Nigella's favourite recipes and one family's attempt to live for four weeks on a low-sugar diet are highlights of this month's OFM
Imagine you can only keep one cookbook. The rest of the bookshelf, or shelves, or in some cases the entire room, must go. Which one would it be? For many it would be an Elizabeth David or an Alice Waters. Others might be wedded to something more cheffy.
The truthful answer should surely be the book you turn to most regularly. The one whose pages inspire and delight but also contain recipes that you make over and over again. If I use that as my guide, then for me it can be only one book. How To Eat by Nigella Lawson. The one whose cover is besplattered and scarred, its spine broken, its cover battle-worn and the pages glued together with deliciousness. This book is a friend. There is no finger-wagging or dogmatic instructions. It sings sweetly with its author's voice.

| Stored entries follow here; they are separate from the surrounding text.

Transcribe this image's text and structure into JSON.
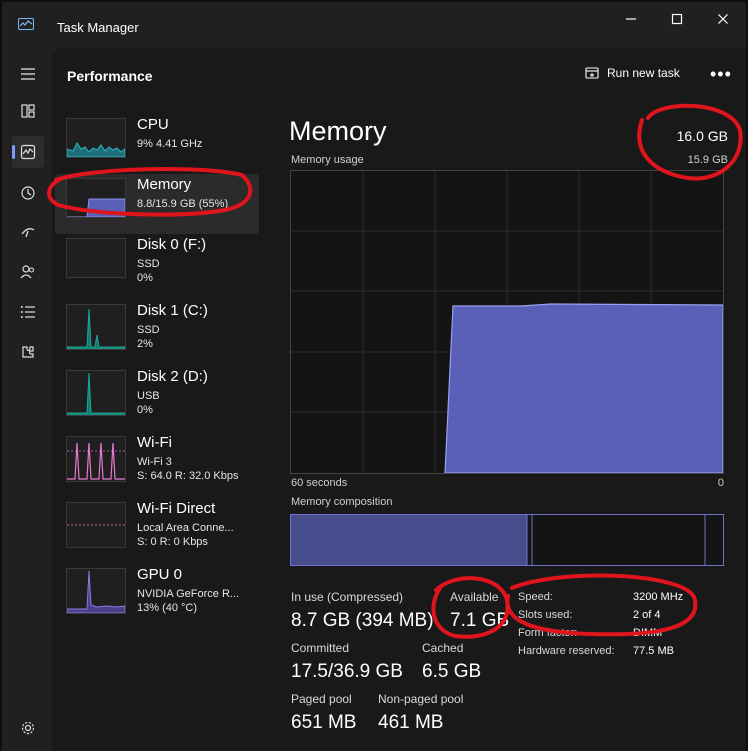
{
  "window": {
    "title": "Task Manager"
  },
  "header": {
    "section": "Performance",
    "run_task": "Run new task",
    "more": "•••"
  },
  "icons": {
    "app": "task-manager-icon",
    "hamburger": "menu-icon",
    "processes": "processes-icon",
    "performance": "performance-icon",
    "history": "history-icon",
    "startup": "startup-icon",
    "users": "users-icon",
    "details": "details-icon",
    "services": "services-icon",
    "settings": "gear-icon"
  },
  "sidebar": {
    "items": [
      {
        "name": "CPU",
        "line1": "9%  4.41 GHz",
        "line2": ""
      },
      {
        "name": "Memory",
        "line1": "8.8/15.9 GB (55%)",
        "line2": ""
      },
      {
        "name": "Disk 0 (F:)",
        "line1": "SSD",
        "line2": "0%"
      },
      {
        "name": "Disk 1 (C:)",
        "line1": "SSD",
        "line2": "2%"
      },
      {
        "name": "Disk 2 (D:)",
        "line1": "USB",
        "line2": "0%"
      },
      {
        "name": "Wi-Fi",
        "line1": "Wi-Fi 3",
        "line2": "S: 64.0  R: 32.0 Kbps"
      },
      {
        "name": "Wi-Fi Direct",
        "line1": "Local Area Conne...",
        "line2": "S: 0  R: 0 Kbps"
      },
      {
        "name": "GPU 0",
        "line1": "NVIDIA GeForce R...",
        "line2": "13% (40 °C)"
      }
    ]
  },
  "memory": {
    "title": "Memory",
    "total": "16.0 GB",
    "usage_label": "Memory usage",
    "usage_max": "15.9 GB",
    "axis_left": "60 seconds",
    "axis_right": "0",
    "composition_label": "Memory composition",
    "in_use_label": "In use (Compressed)",
    "in_use_value": "8.7 GB (394 MB)",
    "available_label": "Available",
    "available_value": "7.1 GB",
    "committed_label": "Committed",
    "committed_value": "17.5/36.9 GB",
    "cached_label": "Cached",
    "cached_value": "6.5 GB",
    "paged_label": "Paged pool",
    "paged_value": "651 MB",
    "nonpaged_label": "Non-paged pool",
    "nonpaged_value": "461 MB",
    "specs": [
      {
        "label": "Speed:",
        "value": "3200 MHz"
      },
      {
        "label": "Slots used:",
        "value": "2 of 4"
      },
      {
        "label": "Form factor:",
        "value": "DIMM"
      },
      {
        "label": "Hardware reserved:",
        "value": "77.5 MB"
      }
    ]
  },
  "colors": {
    "accent": "#7a9bff",
    "memory_fill": "#5a60b8",
    "cpu": "#2bb5c4",
    "disk": "#1fa69a",
    "wifi": "#e87ad2",
    "gpu": "#8f7bd9",
    "annotation": "#e0141c"
  }
}
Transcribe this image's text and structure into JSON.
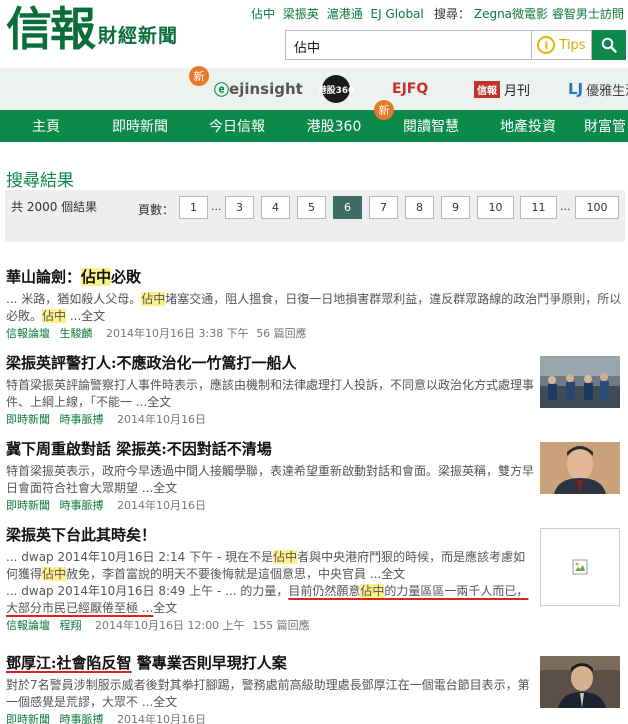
{
  "header": {
    "logo_main": "信報",
    "logo_sub": "財經新聞",
    "hot_links": [
      "佔中",
      "梁振英",
      "滬港通",
      "EJ Global"
    ],
    "search_side_label": "搜尋：",
    "search_side_links": "Zegna微電影 睿智男士訪問",
    "search_value": "佔中",
    "tips_label": "Tips",
    "tips_icon": "i"
  },
  "brands": {
    "new_badge": "新",
    "ejinsight": "ejinsight",
    "gangu": "港股360",
    "efq": "EJFQ",
    "monthly_tag": "信報",
    "monthly": "月刊",
    "lj_mark": "LJ",
    "lj": "優雅生活"
  },
  "nav": {
    "items": [
      "主頁",
      "即時新聞",
      "今日信報",
      "港股360",
      "閱讀智慧",
      "地產投資",
      "財富管"
    ]
  },
  "results": {
    "title": "搜尋結果",
    "total": "共 2000 個結果",
    "pages_label": "頁數：",
    "pages": [
      "1",
      "3",
      "4",
      "5",
      "6",
      "7",
      "8",
      "9",
      "10",
      "11",
      "100"
    ],
    "current_page": "6",
    "ellipsis": "..."
  },
  "articles": [
    {
      "title_prefix": "華山論劍：",
      "title_hl": "佔中",
      "title_suffix": "必敗",
      "snippet": [
        {
          "t": "... 米路，猶如殺人父母。"
        },
        {
          "t": "佔中",
          "hl": true
        },
        {
          "t": "堵塞交通，阻人搵食，日復一日地損害群眾利益，違反群眾路線的政治鬥爭原則，所以必敗。"
        },
        {
          "t": "佔中",
          "hl": true
        },
        {
          "t": " ...全文"
        }
      ],
      "meta_section": "信報論壇",
      "meta_author": "生駿麟",
      "meta_date": "2014年10月16日 3:38 下午",
      "meta_replies": "56 篇回應"
    },
    {
      "title": "梁振英評警打人:不應政治化一竹篙打一船人",
      "snippet": "特首梁振英評論警察打人事件時表示，應該由機制和法律處理打人投訴，不同意以政治化方式處理事件、上綱上線，「不能一 ...全文",
      "meta_section": "即時新聞",
      "meta_sub": "時事脈搏",
      "meta_date": "2014年10月16日"
    },
    {
      "title": "冀下周重啟對話 梁振英:不因對話不清場",
      "snippet": "特首梁振英表示，政府今早透過中間人接觸學聯，表達希望重新啟動對話和會面。梁振英稱，雙方早日會面符合社會大眾期望 ...全文",
      "meta_section": "即時新聞",
      "meta_sub": "時事脈搏",
      "meta_date": "2014年10月16日"
    },
    {
      "title": "梁振英下台此其時矣！",
      "snippet_line1": [
        {
          "t": "... dwap 2014年10月16日 2:14 下午 - 現在不是"
        },
        {
          "t": "佔中",
          "hl": true
        },
        {
          "t": "者與中央港府鬥狠的時候，而是應該考慮如何獲得"
        },
        {
          "t": "佔中",
          "hl": true
        },
        {
          "t": "赦免，李首富說的明天不要後悔就是這個意思，中央官員 ...全文"
        }
      ],
      "snippet_line2": [
        {
          "t": "... dwap 2014年10月16日 8:49 上午 - ... 的力量，"
        },
        {
          "t": "目前仍然願意",
          "ul": true
        },
        {
          "t": "佔中",
          "hl": true,
          "ul": true
        },
        {
          "t": "的力量區區一兩千人而已，大部分市民已經厭倦至極 ...",
          "ul": true
        },
        {
          "t": "全文"
        }
      ],
      "meta_section": "信報論壇",
      "meta_author": "程翔",
      "meta_date": "2014年10月16日 12:00 上午",
      "meta_replies": "155 篇回應"
    },
    {
      "title_ul": "鄧厚江:社會陷反智",
      "title_rest": " 警專業否則早現打人案",
      "snippet": "對於7名警員涉制服示威者後對其拳打腳踢，警務處前高級助理處長鄧厚江在一個電台節目表示，第一個感覺是荒謬，大眾不 ...全文",
      "meta_section": "即時新聞",
      "meta_sub": "時事脈搏",
      "meta_date": "2014年10月16日"
    }
  ],
  "colors": {
    "brand_green": "#0b8a4a",
    "highlight": "#fdf28a",
    "current_page": "#3e6e63",
    "annotation_red": "#e02020"
  }
}
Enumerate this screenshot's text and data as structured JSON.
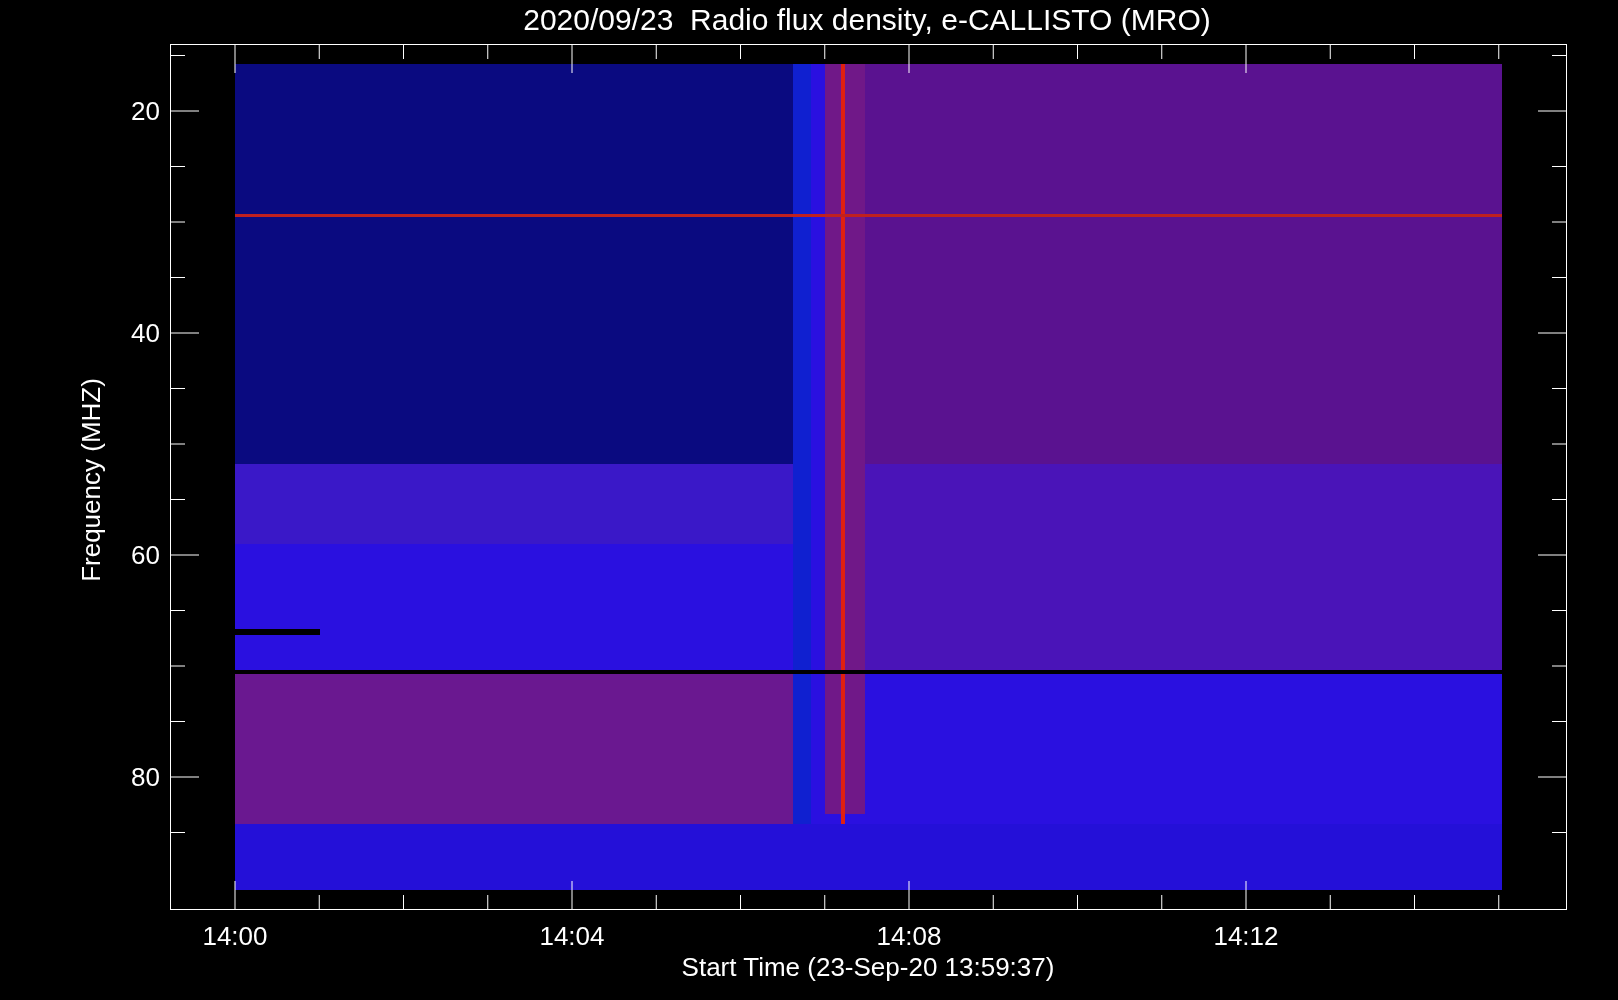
{
  "title": "2020/09/23  Radio flux density, e-CALLISTO (MRO)",
  "ylabel": "Frequency (MHZ)",
  "xlabel": "Start Time (23-Sep-20 13:59:37)",
  "yticks": [
    "20",
    "40",
    "60",
    "80"
  ],
  "xticks": [
    "14:00",
    "14:04",
    "14:08",
    "14:12"
  ]
}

This month sees much of Nigella's backlist republished in gorgeous hardback. It's the publishing world's way of freshening up a well established title and bringing it to a new market who may have missed it first time round. A chance not be missed. To celebrate this, we have asked Nigella to choose a selection of favourite recipes from How To Eat, Domestic Goddess, Nigella Express and Nigella Summer.
By my reckoning, we are due for another food panic and this time it's sugar's turn. Suddenly, the backbone ingredient to so much we hold dear is the devil itself. Of course too much of it probably isn't going to do anyone any good, but then, surely we knew that.
What many of us don't know is just how much hidden sugar it is possible to consume. The sugar that lurks in soft drinks, pastries and cereal bars that masquerade as health food. In this issue of OFM we take a look at the possibility of a life without it. No cakes or buns, no sweets or drinks. And for this guy, no fun. Lets just hope it is not a taste of the future.